I have multiple time series in database in mongodb, with fields "ticker", "time", and "close" amongst other fields:
> db.bbticks.find().limit(2)
{ "_id" : ObjectId("522b2cf7d4236309a57c8f96"), "close" : 1.9432, "high" : 1.9433, "low" : 1.9426, "open" : 1.9427, "source" : "HIST", "systime" : ISODate("2013-09-07T13:41:13.383Z"), "ticker" : "USDTRY Curncy", "time" : ISODate("2013-08-01T15:14:00Z"), "type" : "BAR", "value" : 1.9432 }
{ "_id" : ObjectId("522b2cf7d4236309a57c8f97"), "close" : 1.9425, "high" : 1.9433, "low" : 1.9425, "open" : 1.9432, "source" : "HIST", "systime" : ISODate("2013-09-07T13:41:13.383Z"), "ticker" : "USDTRY Curncy", "time" : ISODate("2013-08-01T15:15:00Z"), "type" : "BAR", "value" : 1.9425 }
The time stamps are whole minutes. There are multiple timezones represented amongst the tickers, so for example, the MEXBOL Mexical stock market is open only from 13h30 UTC, whereas the FTSEMIB Italian stock market is open from 07h00 UTC. I want to bring down all the time series but only for timestamps that they all have. Here is an example:
> db.bbticks.find({ticker: "FTSEMIB Index", type: "BAR", time: {$gte: ISODate("2013-08-01")}}, {_id: 0, ticker: 1, time: 1, close: 1}).sort({time: 1}).limit(5)
{ "close" : 16565.04, "ticker" : "FTSEMIB Index", "time" : ISODate("2013-08-01T07:00:00Z") }
{ "close" : 16585.56, "ticker" : "FTSEMIB Index", "time" : ISODate("2013-08-01T07:01:00Z") }
{ "close" : 16583.29, "ticker" : "FTSEMIB Index", "time" : ISODate("2013-08-01T07:02:00Z") }
{ "close" : 16578.95, "ticker" : "FTSEMIB Index", "time" : ISODate("2013-08-01T07:03:00Z") }
{ "close" : 16587.16, "ticker" : "FTSEMIB Index", "time" : ISODate("2013-08-01T07:04:00Z") }
> db.bbticks.find({ticker: "MEXBOL Index", type: "BAR", time: {$gte: ISODate("2013-08-01")}}, {_id: 0, ticker: 1, time: 1, close: 1}).sort({time: 1}).limit(5)

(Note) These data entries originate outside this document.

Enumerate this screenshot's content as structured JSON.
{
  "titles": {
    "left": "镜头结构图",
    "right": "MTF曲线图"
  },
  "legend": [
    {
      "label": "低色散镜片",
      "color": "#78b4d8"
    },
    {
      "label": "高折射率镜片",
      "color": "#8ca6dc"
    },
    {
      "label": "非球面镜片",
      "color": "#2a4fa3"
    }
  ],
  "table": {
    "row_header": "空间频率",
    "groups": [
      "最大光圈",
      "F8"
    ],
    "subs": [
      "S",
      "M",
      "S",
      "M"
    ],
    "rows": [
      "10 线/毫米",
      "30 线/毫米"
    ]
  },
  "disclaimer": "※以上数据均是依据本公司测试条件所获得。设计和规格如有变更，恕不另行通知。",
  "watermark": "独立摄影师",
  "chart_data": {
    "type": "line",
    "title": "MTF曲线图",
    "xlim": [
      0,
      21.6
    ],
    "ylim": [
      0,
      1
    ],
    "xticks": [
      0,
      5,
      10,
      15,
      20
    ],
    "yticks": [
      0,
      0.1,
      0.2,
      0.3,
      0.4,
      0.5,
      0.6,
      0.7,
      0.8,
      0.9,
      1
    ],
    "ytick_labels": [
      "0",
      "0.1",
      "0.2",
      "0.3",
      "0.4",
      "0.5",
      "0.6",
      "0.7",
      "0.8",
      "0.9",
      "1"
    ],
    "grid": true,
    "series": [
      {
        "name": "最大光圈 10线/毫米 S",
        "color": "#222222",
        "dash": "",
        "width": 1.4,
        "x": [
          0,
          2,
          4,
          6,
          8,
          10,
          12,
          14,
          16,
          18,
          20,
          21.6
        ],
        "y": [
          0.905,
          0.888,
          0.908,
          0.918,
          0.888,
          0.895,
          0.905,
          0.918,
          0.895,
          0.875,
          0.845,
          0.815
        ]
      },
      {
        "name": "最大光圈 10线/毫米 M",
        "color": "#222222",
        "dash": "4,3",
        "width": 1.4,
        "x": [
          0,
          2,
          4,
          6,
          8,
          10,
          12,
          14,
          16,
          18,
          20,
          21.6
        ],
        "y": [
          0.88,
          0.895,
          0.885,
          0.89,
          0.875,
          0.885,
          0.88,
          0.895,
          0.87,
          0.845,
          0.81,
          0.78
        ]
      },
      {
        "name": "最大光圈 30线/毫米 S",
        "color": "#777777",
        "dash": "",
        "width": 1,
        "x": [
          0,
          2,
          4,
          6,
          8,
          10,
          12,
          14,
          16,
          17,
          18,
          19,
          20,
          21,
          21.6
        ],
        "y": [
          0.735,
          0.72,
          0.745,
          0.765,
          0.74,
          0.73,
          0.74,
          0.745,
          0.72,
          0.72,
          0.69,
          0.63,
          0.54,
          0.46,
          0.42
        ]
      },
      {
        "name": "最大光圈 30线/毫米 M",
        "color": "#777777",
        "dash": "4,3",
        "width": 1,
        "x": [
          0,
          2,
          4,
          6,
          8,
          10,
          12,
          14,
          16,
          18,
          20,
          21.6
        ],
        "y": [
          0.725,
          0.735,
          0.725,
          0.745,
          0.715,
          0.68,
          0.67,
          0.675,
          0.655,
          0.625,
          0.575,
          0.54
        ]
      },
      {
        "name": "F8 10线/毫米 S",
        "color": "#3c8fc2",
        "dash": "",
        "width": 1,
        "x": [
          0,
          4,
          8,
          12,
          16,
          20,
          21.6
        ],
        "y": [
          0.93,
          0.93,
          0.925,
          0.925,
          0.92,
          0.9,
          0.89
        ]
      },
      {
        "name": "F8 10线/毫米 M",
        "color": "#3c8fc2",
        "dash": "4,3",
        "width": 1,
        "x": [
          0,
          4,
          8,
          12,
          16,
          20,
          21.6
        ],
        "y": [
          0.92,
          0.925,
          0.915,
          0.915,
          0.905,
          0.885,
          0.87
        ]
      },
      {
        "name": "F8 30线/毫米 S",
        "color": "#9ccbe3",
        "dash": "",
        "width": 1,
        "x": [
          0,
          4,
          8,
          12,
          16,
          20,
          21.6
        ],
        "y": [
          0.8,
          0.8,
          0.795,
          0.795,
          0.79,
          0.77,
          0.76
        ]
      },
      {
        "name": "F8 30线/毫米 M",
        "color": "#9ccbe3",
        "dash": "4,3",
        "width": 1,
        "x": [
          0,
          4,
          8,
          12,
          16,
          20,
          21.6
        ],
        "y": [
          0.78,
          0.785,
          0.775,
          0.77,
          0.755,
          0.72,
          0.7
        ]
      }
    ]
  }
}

{ "close" : 41101.39, "ticker" : "MEXBOL Index", "time" : ISODate("2013-08-01T13:30:00Z") }
{ "close" : 41099.25, "ticker" : "MEXBOL Index", "time" : ISODate("2013-08-01T13:31:00Z") }
{ "close" : 41126.17, "ticker" : "MEXBOL Index", "time" : ISODate("2013-08-01T13:32:00Z") }
{ "close" : 41137.03, "ticker" : "MEXBOL Index", "time" : ISODate("2013-08-01T13:33:00Z") }
{ "close" : 41173.89, "ticker" : "MEXBOL Index", "time" : ISODate("2013-08-01T13:34:00Z") }
as you can see, for ticks on or after 1 August 2013, FTSEMIB starts at 07h00 and MEXBOL starts at 13h30. Data does exist for FTSEMIB after 13h30 too:
> db.bbticks.find({ticker: "FTSEMIB Index", type: "BAR", time: {$gte: ISODate("2013-08-01T13:30:00")}}, {_id: 0, ticker: 1, time: 1, close: 1}).sort({time: 1}).limit(5)
{ "close" : 16739.41, "ticker" : "FTSEMIB Index", "time" : ISODate("2013-08-01T13:30:00Z") }
{ "close" : 16748.21, "ticker" : "FTSEMIB Index", "time" : ISODate("2013-08-01T13:31:00Z") }
{ "close" : 16750.76, "ticker" : "FTSEMIB Index", "time" : ISODate("2013-08-01T13:32:00Z") }
{ "close" : 16747.89, "ticker" : "FTSEMIB Index", "time" : ISODate("2013-08-01T13:33:00Z") }
{ "close" : 16746.66, "ticker" : "FTSEMIB Index", "time" : ISODate("2013-08-01T13:34:00Z") }
So basically, wherever there is "time" field that exists for both tickers, I want only those closes returned. There may be multiple time series in the query (not just two), and there may be missing values within otherwise contiguous blocks of series (so for example, at 14h31 on 1 August for example, one series might not have value for that time, in which case no series must be returned for that time).
Basically, I want to compare time series, I need the series returned only for timestamps that they all have.
Finally, ideally I would prefer to use the aggregation pipeline framework, rather than Map Reduce, if possible.